The actual v2.1.169 behavior is more specific:

A. Per-visual-row traversal

On a long input that wraps across multiple terminal rows, Up/Down now moves the cursor through each visual row of the wrap before any history navigation happens. The old wording ("within the prompt" / "top or bottom edge") does not communicate that a single logical line can occupy several visual rows, and that each visual row edge is a separate stepping point.

B. Near-edge history recall

When the cursor finally reaches a wrap edge and the user presses the arrow again, history recall now enters at the near edge (the edge of the current visual row), not at a position past the user's last edit. The previous "top or bottom edge" wording doesn't capture this "near edge" semantics — users currently can't tell from the docs which row history recall will appear at on a wrapped line.

C. No mention in the keybindings reference

The history:previous / history:next entries in keybindings.md (lines 95–96) describe the actions as "Previous history item" and "Next history item" with no mention of the visual-row cursor traversal that runs before the history call. Users customizing these bindings (e.g., rebinding to a different key) won't know the new behavior is gated on visual-row movement.

Suggested Improvement

Update the Up/Down arrows or Ctrl+P/Ctrl+N row of the keyboard-shortcuts table in interactive-mode.md so the "Context" column matches the v2.1.169 behavior, for example:

Before:

In multiline input, first moves the cursor within the prompt. Once the cursor is already on the top or bottom edge, pressing again navigates command history

After:

On a long input that wraps across multiple terminal rows, moves the cursor through each visual row first. Once the cursor is at the top or bottom edge of the input, the next press navigates command history, entering at the near edge of the current line.

Also extend the "Command history" section's bullet:

Before:

* Use Up/Down arrows to navigate (see keyboard shortcuts above)

After:

* Use Up/Down arrows to navigate. On a long, wrapped input line the arrows first move the cursor through each visual row; history recall starts at the near edge once the cursor is already on the top or bottom edge of the input.
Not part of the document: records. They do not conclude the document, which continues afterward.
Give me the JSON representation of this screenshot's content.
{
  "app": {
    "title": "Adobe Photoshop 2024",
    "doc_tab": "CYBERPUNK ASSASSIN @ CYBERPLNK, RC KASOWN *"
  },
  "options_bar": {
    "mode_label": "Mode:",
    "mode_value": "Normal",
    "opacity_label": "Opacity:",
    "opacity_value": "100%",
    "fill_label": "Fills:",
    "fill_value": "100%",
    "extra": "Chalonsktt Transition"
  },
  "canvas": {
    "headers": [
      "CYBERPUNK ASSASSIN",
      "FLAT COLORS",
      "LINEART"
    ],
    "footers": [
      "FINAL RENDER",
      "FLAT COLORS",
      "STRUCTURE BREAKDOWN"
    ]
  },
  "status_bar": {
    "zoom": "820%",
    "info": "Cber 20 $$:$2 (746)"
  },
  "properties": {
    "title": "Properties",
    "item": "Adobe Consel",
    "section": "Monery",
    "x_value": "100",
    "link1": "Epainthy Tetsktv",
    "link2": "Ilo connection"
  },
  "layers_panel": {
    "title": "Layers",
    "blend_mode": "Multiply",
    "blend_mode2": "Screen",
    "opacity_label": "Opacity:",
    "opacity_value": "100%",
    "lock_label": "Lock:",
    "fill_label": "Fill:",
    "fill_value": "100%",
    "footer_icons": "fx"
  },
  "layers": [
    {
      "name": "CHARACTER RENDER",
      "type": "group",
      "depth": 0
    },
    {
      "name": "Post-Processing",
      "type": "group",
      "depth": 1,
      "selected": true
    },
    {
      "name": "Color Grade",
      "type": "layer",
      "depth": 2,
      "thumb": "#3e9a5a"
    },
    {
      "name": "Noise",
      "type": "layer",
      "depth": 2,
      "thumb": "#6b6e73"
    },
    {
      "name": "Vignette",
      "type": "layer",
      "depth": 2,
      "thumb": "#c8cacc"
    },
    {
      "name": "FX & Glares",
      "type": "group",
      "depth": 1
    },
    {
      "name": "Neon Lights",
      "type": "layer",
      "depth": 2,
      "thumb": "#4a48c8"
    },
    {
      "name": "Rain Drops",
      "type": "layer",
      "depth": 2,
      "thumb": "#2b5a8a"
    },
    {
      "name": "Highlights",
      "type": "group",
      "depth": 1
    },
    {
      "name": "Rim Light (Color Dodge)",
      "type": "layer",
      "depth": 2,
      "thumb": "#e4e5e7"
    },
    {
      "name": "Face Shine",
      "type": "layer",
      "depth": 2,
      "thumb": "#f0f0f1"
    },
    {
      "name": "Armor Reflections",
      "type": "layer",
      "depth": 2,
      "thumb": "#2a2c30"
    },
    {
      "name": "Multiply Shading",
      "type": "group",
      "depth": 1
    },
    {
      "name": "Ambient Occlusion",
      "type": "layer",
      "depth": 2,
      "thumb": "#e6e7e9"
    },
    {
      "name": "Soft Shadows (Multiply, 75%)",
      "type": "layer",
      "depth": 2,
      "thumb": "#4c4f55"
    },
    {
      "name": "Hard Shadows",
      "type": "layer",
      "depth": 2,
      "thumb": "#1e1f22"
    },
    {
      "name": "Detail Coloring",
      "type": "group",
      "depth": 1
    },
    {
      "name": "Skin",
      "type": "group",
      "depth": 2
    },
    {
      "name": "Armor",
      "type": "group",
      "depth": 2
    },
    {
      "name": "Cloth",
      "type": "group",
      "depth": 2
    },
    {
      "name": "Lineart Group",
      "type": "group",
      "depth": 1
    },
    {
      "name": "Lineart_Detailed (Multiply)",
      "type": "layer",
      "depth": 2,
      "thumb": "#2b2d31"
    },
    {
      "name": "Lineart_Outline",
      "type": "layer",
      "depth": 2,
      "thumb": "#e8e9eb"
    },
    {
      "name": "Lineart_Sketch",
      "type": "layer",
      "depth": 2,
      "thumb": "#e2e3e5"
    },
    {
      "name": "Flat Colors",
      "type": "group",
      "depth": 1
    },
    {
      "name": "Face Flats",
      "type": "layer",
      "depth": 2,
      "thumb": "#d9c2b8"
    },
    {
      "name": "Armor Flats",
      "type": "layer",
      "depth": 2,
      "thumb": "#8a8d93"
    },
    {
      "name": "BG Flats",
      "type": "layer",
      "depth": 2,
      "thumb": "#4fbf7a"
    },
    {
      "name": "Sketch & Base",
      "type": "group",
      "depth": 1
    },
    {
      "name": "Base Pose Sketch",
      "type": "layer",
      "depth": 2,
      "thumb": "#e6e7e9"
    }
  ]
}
And in keybindings.md, expand the History actions descriptions to acknowledge the visual-row traversal, e.g.:

Before:

| history:previous | Up | Previous history item | | history:next | Down | Next history item |

After:

| history:previous | Up | Previous history item. On a wrapped input line, the arrow first moves the cursor up through each visual row; history recall then enters at the near edge | | history:next | Down | Next history item. On a wrapped input line, the arrow first moves the cursor down through each visual row; history recall then enters at the near edge |

Impact

Medium - Makes feature difficult to understand

Additional Context

Affected Pages:
| Page | Line(s) | Context |
|------|---------|---------|
| https://code.claude.com/docs/en/interactive-mode | 38 | Up/Down arrows or Ctrl+P/Ctrl+N row in the Keyboard shortcuts table |
| https://code.claude.com/docs/en/interactive-mode | 219 | "Command history" bullet pointing back to the shortcuts table |
| https://code.claude.com/docs/en/keybindings | 95–96 | history:previous and history:next action descriptions |

Total scope: 3 references across 2 pages

Version: v2.1.169

Related changelog entry (v2.1.169):

Fixed Up/Down arrows jumping to command history past the wrapped rows of a long input line — they now move through each visual row first, and history recall enters at the near edge

Notes for the docs team: The "Multiline input" wording in the current docs was a reasonable description for logical-line navigation but stopped being complete once cursor movement also stepped through wrapped visual rows of a single logical line. The keybindings reference is the second-best fix point because the actions are independently rebindable, and anyone who moves history:previous to another key should still understand the visual-row cursor traversal that precedes the history call.